3) Sloughs = drainage channels
     A) submerged plants: find manatees, alligators, tend to be more common in the South

Periphyton is the base of the food chain. Submerged plants are collecting points for silt and algae which stick to plant stems to create periphyton. Periphyton is a mixture of algae and bacteria which floats in large mats. This is the key to productivity because little fish feed on the mats, which are eaten by big fish, zooplankton, etc. Larger species like birds and crocodiles are disappearing because periphyton is not able to grow. Periphyton can now only be found in the wettest areas.

Disturbances:

1) Nutrients: Phosporus and Nitrogen

Extra Phosporus from sugarcane farms - original conditions were oligotropic.
P= 0.03 ppm (P = phosphorus) Phosphorus was naturally low here so most is fixed in plants.
Historically, in WCA, P input came from rain (118 tons/yr.), and overland (11 tons/yr.) for a total of 129.
Presently, in WCA, P input still 118 from rain, but overland runoff gives 258 tons/yr for a total of 376 tons/yr. (most runoff from sugarcane farms).

Phosphorous is picked up by the soil and stored, this is bad because it promotes continued vegetation change for many, many years into the future. Phosphorous promotes cattail growth and eliminates periphyton mats. Cattail has now penetrated into the canals to Everglades Park.

Eutrophication: Nitrogen:

Historically, in the Everglades, input from rain was 78 t/y and only 10 t/y for a total of 88 t/y.
Currently, rain = 78 t/y
                overland = 11 t/y
                 total = 89 t/y
This has only increased a small amount.

2) Hydrology - The water is not managed the same way. Sheet flows are diverted to canals and releases do not follow natural cycles anymore.

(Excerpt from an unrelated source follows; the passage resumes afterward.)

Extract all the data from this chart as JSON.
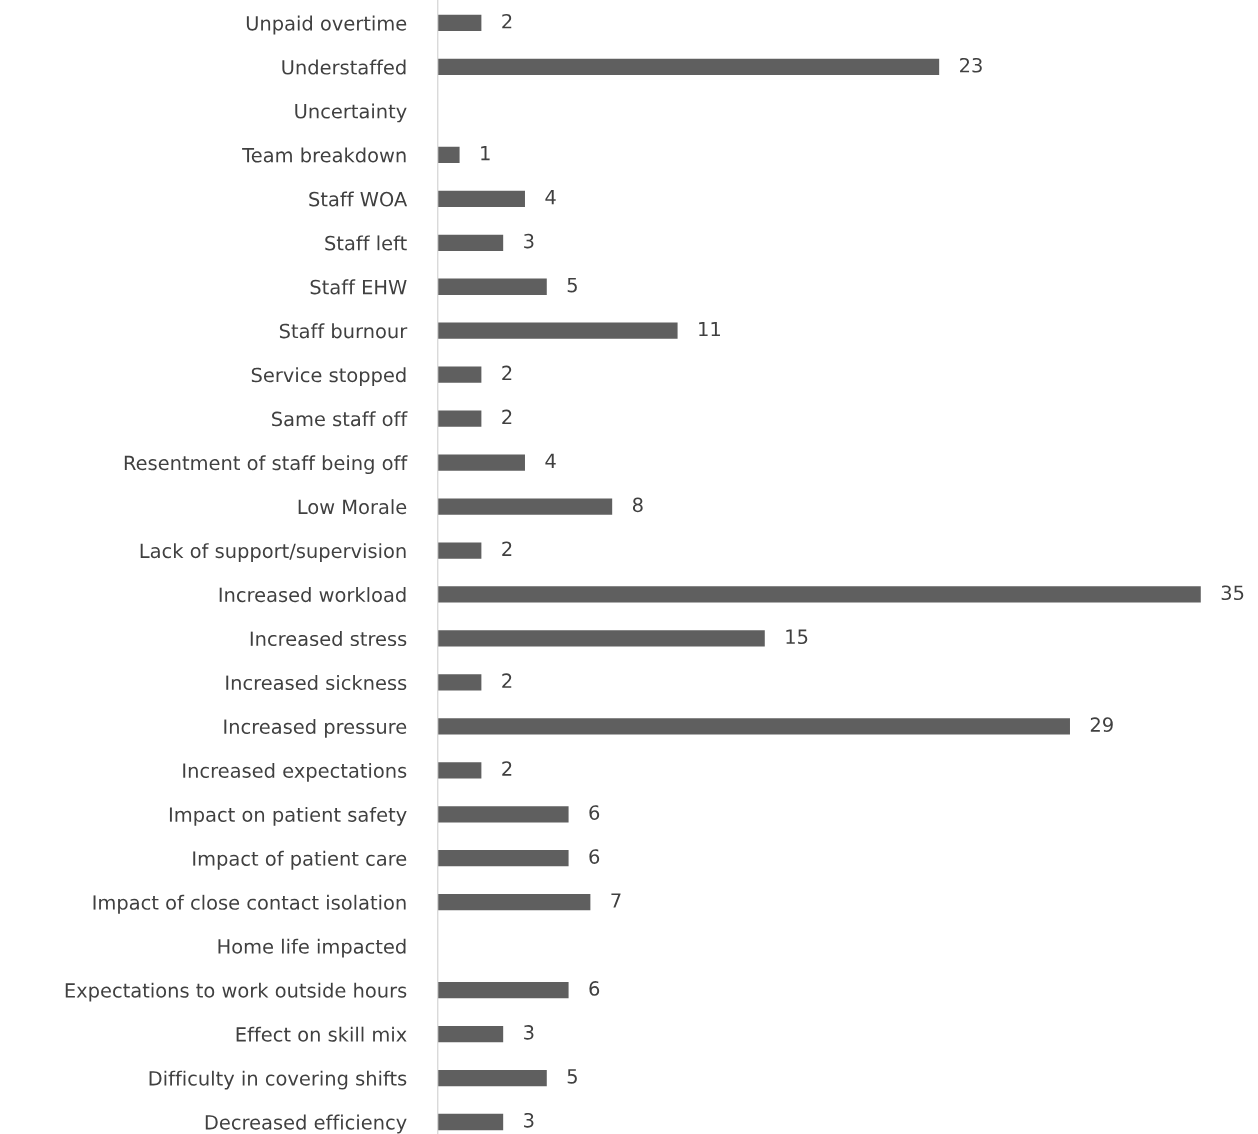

3) Fire - Sawgrass is killed by intense fires and open water areas are created.

4) Exotic plants Fauna problems:

Restoration of The Everglades (job offerings)
1) Fixing Hydrology: adjust flow rate and how and where it goes through, instead of draining to ocean, allow it to drian through the park.
2) Fire: controlled burns, stop suppression of fires: let them burn
3) Control Exotic Plants: stop importation of anything new (control Melaluca)
4) Restore depth patterns
    - Natural Hydrology Model: took into account - rainfall patterns, sheet folw dynamics, and connections to hydrology
5) change agriculture
     A) BMP's (Best Management Practices)
     B) Sugar subsidies
     C) Switch to aquatic plants- grow more things like rice and field crops
          -cut subsidies
          -aquaculture - fish farms
          - ornamental plant industry: aquarium plants

Real Problems, Starting Solutions
Endangered manatees and panther from boats, cars, habitat destruction. Large animals, big home ranges, need lots of food.